I almost stopped, my step hesitating for half a second. I recovered by pretending to check the contents of the bag and kept going.

“Excuse me.”

She was behind me. Following me. Her hand on my elbow.

I jumped, pretending to be surprised.

“Yes?” I said, my gaze moving across her face, trying to recognize her from my past. She looked familiar, but it had been ten years since I’d seen any of my old classmates. “Can I help you?”

“Are you...” She was staring at me, trying to see the young girl I’d once been in the womanly face looking back at her. “I’m sorry. It’s silly. You look a little like a girl I used to know but...” She glanced at the people still waiting in line, watching our exchange curiously, and then at the soldier by the door.

“But what?” I asked.

“You can’t be,” she said, her shoulders sagging. “She died. A long time ago. I’m sorry.”

Johanna. That was her name. She’d sat two seats back from me in the last mathematics class I’d ever taken in a German school. She’d been a sweet girl. Smart. Bookish. And friendly. One of the only girls to reach out, to touch my hand the day Ruthie didn’t come to school. But I couldn’t know her now.

Life and war had aged her, etching deep lines into her young face, hollowing beneath her eyes, and drying her lips. I gave her a smile and reached out, touching her paper-dry hand with my own.

“I’m sorry about your friend,” I said, and she nodded.

It wasn’t a rare story. It was, unfortunately, an oft-told one these days.

“Are you...” I searched for something to say, not wanting to leave her just yet. Human interaction wasn’t a given these days. Who knew if she had anyone at home to converse with. “Do you have a family?”

“I live with my mother and younger sister,” she said. “My father and brothers were sent off two years ago. My fiancé the year before. We used to get letters from all of them, but...” She shook her head. “They stopped months ago.”

I nodded.

“My sister and I were in The League, of course. They had us at two different camps. When our mother became ill, neither camp informed the other and we were both sent home to care for her. We never told, and no one ever came looking for us.”

“And is your mother well now?”

“She is.”

“Good,” I said. “Well, I hope you hear from the rest of your family and fiancé soon. I should get home now. It’s been lovely chatting to you.”

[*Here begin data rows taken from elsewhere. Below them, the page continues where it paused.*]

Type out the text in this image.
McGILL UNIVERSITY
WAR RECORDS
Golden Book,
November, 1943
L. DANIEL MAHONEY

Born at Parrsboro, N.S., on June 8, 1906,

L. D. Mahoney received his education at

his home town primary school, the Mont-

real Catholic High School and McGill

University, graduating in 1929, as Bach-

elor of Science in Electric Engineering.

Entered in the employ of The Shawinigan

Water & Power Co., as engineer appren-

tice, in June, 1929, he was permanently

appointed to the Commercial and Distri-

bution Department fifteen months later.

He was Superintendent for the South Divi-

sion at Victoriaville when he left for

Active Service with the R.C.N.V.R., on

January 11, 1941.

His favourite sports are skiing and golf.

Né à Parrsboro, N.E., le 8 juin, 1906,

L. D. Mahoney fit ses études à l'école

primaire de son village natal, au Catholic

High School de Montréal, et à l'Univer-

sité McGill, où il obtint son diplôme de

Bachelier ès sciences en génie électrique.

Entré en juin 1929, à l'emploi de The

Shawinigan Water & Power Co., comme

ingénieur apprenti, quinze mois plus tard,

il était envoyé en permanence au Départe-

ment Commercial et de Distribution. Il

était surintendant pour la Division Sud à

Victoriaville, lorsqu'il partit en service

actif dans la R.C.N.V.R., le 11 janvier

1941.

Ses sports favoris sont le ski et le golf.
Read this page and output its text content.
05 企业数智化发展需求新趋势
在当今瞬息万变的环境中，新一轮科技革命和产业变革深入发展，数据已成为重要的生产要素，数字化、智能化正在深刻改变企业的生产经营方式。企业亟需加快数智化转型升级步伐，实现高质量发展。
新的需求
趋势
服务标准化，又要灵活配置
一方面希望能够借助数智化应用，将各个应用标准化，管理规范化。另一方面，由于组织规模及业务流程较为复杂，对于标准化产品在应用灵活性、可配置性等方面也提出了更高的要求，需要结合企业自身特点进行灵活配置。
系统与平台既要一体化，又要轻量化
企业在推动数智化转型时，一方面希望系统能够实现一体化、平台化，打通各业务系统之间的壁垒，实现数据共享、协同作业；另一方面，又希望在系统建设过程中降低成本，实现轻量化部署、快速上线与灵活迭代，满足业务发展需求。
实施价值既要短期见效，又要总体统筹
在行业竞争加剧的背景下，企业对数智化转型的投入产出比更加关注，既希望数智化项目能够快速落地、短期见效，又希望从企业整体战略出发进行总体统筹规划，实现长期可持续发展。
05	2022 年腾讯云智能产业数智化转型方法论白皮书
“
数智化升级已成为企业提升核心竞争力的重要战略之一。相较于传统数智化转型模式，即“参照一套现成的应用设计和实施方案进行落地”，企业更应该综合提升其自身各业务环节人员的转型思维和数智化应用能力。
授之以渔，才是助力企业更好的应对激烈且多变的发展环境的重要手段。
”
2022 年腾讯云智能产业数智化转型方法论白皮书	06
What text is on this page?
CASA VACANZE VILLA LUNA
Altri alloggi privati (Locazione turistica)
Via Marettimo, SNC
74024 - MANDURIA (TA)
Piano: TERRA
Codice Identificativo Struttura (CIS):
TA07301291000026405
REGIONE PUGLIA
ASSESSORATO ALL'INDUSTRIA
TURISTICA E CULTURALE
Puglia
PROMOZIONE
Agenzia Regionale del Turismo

I was about to turn away but stopped and reached into my bag instead. I couldn’t tell what anything was, save for the bread, since everything was wrapped in brown paper. I grabbed one of the smaller items and handed it to her.

“Oh,” she said, holding her hand up. “No. I can’t take that.”

“Please,” I said, lifting the bag as proof and glancing at the tiny loaf in her hand. “We have plenty.”

She sighed, looked from the item in my hand to my face, and then nodded.

“You are very kind,” she said.

“Stay safe,” I said, and then turned on my heel and hurried down the street for home, preparing myself to be admonished by Paulina for taking so long.

As I turned the corner I looked back. Johanna still stood where I’d left her, head bent as she hurriedly ate the food I’d given her.